In the instant case, it might be noted that amendment to section 45 by inserting clause(c) by the Finance Act, 2003 only stated that the amended provision would come into force with effect from 1-4-2004. The statute no where states that the said amendment was either clarificatory or declaratory. On the contrary, in the note [published in (2003) 260 ITR 166], it was clearly stated that the amendment would come into force with effect from 1-4-2004 and would be applicable in the assessment year 2004-2005. Therefore, those amendments would apply only to future period and not to any period prior to 1-4-2004 or any assessment year prior to the assessment year 2004-2005.   [Para 12]
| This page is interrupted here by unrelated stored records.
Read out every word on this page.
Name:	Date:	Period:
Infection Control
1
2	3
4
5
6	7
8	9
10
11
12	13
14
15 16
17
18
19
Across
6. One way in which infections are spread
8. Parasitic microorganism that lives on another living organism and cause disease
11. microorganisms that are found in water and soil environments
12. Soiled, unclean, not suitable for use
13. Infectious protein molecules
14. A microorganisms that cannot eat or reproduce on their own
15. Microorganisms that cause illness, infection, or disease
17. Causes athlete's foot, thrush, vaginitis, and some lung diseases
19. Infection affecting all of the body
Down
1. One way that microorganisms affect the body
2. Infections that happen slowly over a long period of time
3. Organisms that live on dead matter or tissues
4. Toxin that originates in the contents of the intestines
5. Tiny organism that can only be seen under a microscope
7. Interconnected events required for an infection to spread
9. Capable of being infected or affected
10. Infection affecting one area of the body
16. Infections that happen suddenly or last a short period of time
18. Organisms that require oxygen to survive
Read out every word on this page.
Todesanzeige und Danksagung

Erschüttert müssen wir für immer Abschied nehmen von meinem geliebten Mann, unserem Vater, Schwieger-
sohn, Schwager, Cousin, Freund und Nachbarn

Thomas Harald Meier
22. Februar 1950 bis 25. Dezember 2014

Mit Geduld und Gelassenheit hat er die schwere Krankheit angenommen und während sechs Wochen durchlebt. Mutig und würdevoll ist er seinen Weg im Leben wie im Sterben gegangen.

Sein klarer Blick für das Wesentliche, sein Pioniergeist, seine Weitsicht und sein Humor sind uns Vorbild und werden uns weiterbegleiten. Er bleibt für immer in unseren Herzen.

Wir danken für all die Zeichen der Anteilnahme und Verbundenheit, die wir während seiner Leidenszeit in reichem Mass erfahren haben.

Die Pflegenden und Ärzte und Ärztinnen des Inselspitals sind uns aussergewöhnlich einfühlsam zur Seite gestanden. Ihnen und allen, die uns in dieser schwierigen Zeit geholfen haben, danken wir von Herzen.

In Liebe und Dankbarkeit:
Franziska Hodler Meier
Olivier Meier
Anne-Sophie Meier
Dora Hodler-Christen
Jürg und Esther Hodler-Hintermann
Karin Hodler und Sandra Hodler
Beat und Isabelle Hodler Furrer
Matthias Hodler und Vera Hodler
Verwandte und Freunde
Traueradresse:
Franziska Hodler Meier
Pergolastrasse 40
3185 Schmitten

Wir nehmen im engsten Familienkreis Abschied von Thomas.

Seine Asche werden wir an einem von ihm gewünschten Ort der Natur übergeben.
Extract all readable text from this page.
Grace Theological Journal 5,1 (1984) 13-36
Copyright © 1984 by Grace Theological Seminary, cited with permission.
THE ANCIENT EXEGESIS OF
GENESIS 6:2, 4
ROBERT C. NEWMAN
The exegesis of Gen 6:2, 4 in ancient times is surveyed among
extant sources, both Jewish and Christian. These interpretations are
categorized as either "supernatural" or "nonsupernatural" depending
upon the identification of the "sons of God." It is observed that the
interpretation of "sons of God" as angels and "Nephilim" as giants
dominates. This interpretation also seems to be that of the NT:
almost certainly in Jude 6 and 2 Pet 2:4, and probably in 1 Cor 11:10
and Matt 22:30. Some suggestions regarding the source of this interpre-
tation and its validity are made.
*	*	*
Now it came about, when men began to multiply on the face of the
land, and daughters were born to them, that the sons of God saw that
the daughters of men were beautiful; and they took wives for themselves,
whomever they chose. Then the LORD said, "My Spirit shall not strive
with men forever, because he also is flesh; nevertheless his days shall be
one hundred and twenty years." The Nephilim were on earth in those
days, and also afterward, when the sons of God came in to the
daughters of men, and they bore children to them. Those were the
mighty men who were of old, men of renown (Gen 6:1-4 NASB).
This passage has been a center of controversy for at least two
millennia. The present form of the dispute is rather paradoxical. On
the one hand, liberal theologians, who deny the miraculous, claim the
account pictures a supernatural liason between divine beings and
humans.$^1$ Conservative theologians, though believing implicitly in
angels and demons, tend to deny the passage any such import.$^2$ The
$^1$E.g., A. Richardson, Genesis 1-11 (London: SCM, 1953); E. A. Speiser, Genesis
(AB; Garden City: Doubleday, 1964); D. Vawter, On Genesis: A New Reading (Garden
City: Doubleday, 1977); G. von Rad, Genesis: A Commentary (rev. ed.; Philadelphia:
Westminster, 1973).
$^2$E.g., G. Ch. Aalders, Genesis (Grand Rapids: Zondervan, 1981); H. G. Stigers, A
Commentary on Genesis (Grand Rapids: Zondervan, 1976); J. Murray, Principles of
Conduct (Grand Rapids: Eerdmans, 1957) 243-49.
In the instant case, the dispute related to the assessment years 1994-95 to 1998-99 and during that period, only section 45(5)(b) was applicable, which has already been interpreted by the High Court and various other Courts, wherein it has been clearly held that section 45(5)(b) will be attracted only when the assessee receives the enhanced compensation in pursuance of a final award/order of a Court, the Tribunal or other authority increasing the compensation. If any amount is received after stay of the award, in pursuance of any interim order, as a payment subject to the final result, it will not be an amount received as enhanced compensation as contemplated under section 45(5)(b), but only an interim payment received subject to final decision. Therefore, the Tribunal was not justified in taking contrary view.   [Para 13]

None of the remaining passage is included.